Sache donc que la Sagesse-Qui-Traverse-l'Autre-Rive est le grand mantra, le mantra de la grande lumière, le mantra suprême, le mantra sans pareil. Il ôte toute souffrance. C'est vrai, ce n'est pas faux.
C'est pourquoi voici le mantra de la Sagesse-Qui-Traverse-l'Autre-Rive :
Gaté gaté, pāragaté, pārasaṃgaté, bodhi svāhā !
Tang Sanzang l'entendit une seule fois et s'en souvint à jamais. Ce sutra est transmis au monde depuis lors. C'est le sutra total de la vraie pratique, la porte de l'éveil vers le Bouddha.
Le Maître aux Corbeilles Noires, ayant transmis le sutra, voulut remonter dans son nid. Mais Tang Sanzang le retint encore pour lui demander les détails du chemin.
Le maître dit :
"La route n'est pas difficile à parcourir, écoutez mes instructions. Mille montagnes, mille eaux, profondes partout — partout des sortilèges, partout des démons. Si vous atteignez la falaise qui touche le ciel, ayez confiance, n'ayez pas peur. En passant la Roche de l'Oreille, faites attention à chaque pas.

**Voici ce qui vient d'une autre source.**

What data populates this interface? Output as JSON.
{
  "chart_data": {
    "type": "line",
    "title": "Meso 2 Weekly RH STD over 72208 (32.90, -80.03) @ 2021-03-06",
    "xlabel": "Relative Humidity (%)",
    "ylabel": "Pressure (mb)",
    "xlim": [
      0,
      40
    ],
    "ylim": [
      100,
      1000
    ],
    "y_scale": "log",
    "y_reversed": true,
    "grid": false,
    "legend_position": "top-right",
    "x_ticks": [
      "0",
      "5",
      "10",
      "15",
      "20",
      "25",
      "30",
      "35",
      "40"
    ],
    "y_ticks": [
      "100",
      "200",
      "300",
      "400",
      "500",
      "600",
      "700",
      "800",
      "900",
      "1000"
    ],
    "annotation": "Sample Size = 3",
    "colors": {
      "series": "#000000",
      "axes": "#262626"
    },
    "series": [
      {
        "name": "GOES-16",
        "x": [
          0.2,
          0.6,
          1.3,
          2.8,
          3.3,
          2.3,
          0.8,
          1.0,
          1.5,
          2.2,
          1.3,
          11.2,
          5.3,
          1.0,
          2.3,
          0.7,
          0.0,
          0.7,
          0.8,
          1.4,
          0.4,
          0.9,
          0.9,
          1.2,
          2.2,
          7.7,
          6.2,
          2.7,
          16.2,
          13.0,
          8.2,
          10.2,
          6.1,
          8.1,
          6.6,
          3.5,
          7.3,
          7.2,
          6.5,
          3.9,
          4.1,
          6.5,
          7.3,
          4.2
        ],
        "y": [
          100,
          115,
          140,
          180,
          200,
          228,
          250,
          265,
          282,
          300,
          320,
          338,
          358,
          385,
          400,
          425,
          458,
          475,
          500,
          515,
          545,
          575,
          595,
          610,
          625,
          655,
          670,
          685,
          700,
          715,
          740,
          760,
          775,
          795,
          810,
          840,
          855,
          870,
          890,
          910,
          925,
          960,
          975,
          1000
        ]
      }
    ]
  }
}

Dans la Forêt des Pins Noirs, prenez garde — les renards-démons y bloquent souvent le chemin. Des villes entières peuplées d'esprits, des montagnes entières habitées par des maîtres démons. Un vieux tigre joue de la cithare dans sa salle, un loup tient le rôle de secrétaire dans ses bureaux. Lions et éléphants se proclament rois, tigres et panthères font office de gardes. Un sanglier sauvage porte les bagages, plus loin un monstre des eaux vous attendra. Et un vieux singe de pierre — plein d'années — gardera en lui sa rancœur ancienne. Demandez à cet ami-là — il connaît le chemin vers l'Ouest."
Wukong ricana :
— Pas besoin de demander à qui que ce soit. Je connais le chemin.
Tang Sanzang ne saisit pas encore. Mais le Maître aux Corbeilles Noires s'était déjà transformé en lumière dorée et s'était envolé vers son nid.
Tang Sanzang voulut le remercier. Wukong prit son bâton et frappa contre le nid — encore et encore. Des milliers de lotus jaillirent, des voiles de brume divine le protégèrent. Impossible d'atteindre quoi que ce soit.
— Wukong ! dit Tang Sanzang. Pourquoi frapper la demeure d'un sage ?
— Il nous a insultés, dit Wukong. "Le sanglier porte les bagages" — c'est une moquerie contre Bajie. "Le vieux singe de pierre" — c'est une moquerie contre moi.
— Mais il a parlé de ce que la route nous réserve, pas pour nous insulter.
Wuneng dit :
— Frère, calmez-vous. Ce maître connaît l'avenir. Vous avez entendu la phrase : "Un monstre des eaux vous attendra au fond" ? On verra si c'est vrai. Laissez-le.
Wukong vit les lotus et la brume divine. Il ne pouvait rien faire. Il aida le maître à remonter sur le cheval blanc et ils redescendirent de la montagne vers l'Ouest.
Ce chemin allait-il les conduire vers la lumière ou vers de nouvelles épreuves ? C'est ce que le prochain chapitre dira.